About Our Project
This Challenge Investment Fund (CIF) research project focuses on supporting refugee and asylum-seeking young people and families in education and health care, a collaboration between Moray School of Education and Sport and the School of Medicine, University of Edinburgh.
The purpose of the study is to prepare a series of workshops and guides for student teachers and student medics to develop inclusive practices. Our aim is to ensure that student teachers and student medics feel confident in supporting refugees and asylum seekers, and that refugee and asylum-seeking young people and families experience sanctuary and care and feel included and involved in their education and in healthcare settings.
To do this, we want to speak to those involved who can share their experience, advice, and expertise: refugees and asylum seekers, student teachers and student medics, doctors and nurses, tutors and programme directors, teachers, and external support agencies.
The project aims to:
- Gain insights into how youth from refugee/asylum-seeking backgrounds understand their needs and experiences in health care and educational settings in order to develop socially, culturally and linguistically responsive trauma-informed programmes for medical and school-based education in university settings.
- Develop cross-sector relationships and understandings to address the complex, multifaceted needs of youth from refugee/asylum-seeking backgrounds who have experienced displacement, violence and trauma.
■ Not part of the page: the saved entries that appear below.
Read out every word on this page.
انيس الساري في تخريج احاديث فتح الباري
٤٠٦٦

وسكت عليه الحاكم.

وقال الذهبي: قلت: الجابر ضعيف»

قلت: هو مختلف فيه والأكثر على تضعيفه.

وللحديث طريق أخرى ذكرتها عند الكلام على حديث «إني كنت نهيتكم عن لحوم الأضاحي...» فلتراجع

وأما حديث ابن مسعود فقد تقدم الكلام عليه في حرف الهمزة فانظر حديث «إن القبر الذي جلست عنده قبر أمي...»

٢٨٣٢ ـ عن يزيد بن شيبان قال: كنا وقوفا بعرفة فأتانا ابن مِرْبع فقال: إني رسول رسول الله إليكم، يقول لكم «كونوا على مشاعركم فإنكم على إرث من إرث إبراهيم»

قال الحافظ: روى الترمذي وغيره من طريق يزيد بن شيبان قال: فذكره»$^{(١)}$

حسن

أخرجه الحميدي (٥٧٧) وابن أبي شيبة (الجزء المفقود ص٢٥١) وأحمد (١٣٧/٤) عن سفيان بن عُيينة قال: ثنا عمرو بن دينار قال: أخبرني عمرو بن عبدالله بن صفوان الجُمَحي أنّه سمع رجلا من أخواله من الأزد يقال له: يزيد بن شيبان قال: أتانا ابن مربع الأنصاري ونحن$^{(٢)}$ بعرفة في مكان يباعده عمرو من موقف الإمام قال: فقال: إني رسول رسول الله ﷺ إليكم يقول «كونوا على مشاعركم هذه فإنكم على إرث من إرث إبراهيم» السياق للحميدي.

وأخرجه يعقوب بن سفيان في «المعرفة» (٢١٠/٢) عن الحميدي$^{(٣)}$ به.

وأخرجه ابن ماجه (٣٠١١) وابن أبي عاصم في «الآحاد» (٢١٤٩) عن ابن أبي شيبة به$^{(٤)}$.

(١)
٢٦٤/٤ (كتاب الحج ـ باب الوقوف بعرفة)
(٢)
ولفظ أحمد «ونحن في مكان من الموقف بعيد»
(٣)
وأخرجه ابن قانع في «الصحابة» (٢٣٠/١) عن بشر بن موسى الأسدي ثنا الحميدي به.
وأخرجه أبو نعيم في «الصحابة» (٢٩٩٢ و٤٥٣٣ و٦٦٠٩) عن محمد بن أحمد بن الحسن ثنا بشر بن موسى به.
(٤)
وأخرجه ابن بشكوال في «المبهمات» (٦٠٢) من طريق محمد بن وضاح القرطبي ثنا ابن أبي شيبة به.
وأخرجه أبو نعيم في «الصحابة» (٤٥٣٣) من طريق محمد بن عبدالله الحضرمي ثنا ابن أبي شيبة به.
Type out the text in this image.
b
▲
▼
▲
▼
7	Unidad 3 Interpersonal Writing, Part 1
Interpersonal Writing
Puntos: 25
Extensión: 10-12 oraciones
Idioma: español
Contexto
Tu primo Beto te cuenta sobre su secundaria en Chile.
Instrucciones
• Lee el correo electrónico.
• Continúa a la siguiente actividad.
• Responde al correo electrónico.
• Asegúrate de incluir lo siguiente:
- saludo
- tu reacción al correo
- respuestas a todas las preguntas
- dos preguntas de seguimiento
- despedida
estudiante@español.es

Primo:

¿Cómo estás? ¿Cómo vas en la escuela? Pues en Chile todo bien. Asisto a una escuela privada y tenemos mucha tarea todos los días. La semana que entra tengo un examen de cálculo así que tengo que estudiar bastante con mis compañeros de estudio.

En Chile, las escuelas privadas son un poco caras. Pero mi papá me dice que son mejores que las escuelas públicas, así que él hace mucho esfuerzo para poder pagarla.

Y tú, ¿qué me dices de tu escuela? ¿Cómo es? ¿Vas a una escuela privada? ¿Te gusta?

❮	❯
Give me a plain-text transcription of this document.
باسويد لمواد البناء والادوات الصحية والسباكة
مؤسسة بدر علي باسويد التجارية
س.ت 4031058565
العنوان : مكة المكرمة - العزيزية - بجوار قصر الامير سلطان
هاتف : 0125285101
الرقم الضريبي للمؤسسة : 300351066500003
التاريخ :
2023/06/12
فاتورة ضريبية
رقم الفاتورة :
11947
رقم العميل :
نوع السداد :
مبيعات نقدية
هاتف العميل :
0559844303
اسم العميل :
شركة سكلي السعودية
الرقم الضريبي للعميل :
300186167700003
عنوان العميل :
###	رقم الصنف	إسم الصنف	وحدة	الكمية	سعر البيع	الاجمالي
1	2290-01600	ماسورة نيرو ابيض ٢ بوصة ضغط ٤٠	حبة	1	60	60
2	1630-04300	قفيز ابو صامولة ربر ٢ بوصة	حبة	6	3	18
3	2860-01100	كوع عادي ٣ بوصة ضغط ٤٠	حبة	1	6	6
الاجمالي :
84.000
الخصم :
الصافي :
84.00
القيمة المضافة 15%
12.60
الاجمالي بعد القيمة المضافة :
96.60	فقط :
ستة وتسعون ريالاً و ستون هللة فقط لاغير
- Explore how student teachers/medics, doctors and nurses in hospital emergency departments, teachers in schools, and external agencies understand their own needs and experiences, and those of refugees and asylum-seeking youths, as they seek to communicate opportunities for sanctuary, care, safety and wellbeing across work contexts.
- Produce a series of three practitioner workshops and case studies to address the challenges that minoritized citizens face when navigating the embedded social and cultural assumptions and norms in institutional practices.
- Develop, trial, and evaluate workshop resources using image, video and sound to integrate Art expressions to explore student medics’/teachers’ own backgrounds and assumptions, along with their perceptions of children’s and young people’s experiences of displacement, identity formation, language and culture.
- Produce a cross-university digital manual that will have outward facing functions to enable other disciplines (e.g. Social Work/Psychology) to communicate effectively in diverse contexts.
- Submit a research grant (AHRC/ESRC) application by March 2023. This will draw on data from the CIF pilot and demonstrate our ability to reach across professional and disciplinary boundaries to explore and address current societal needs.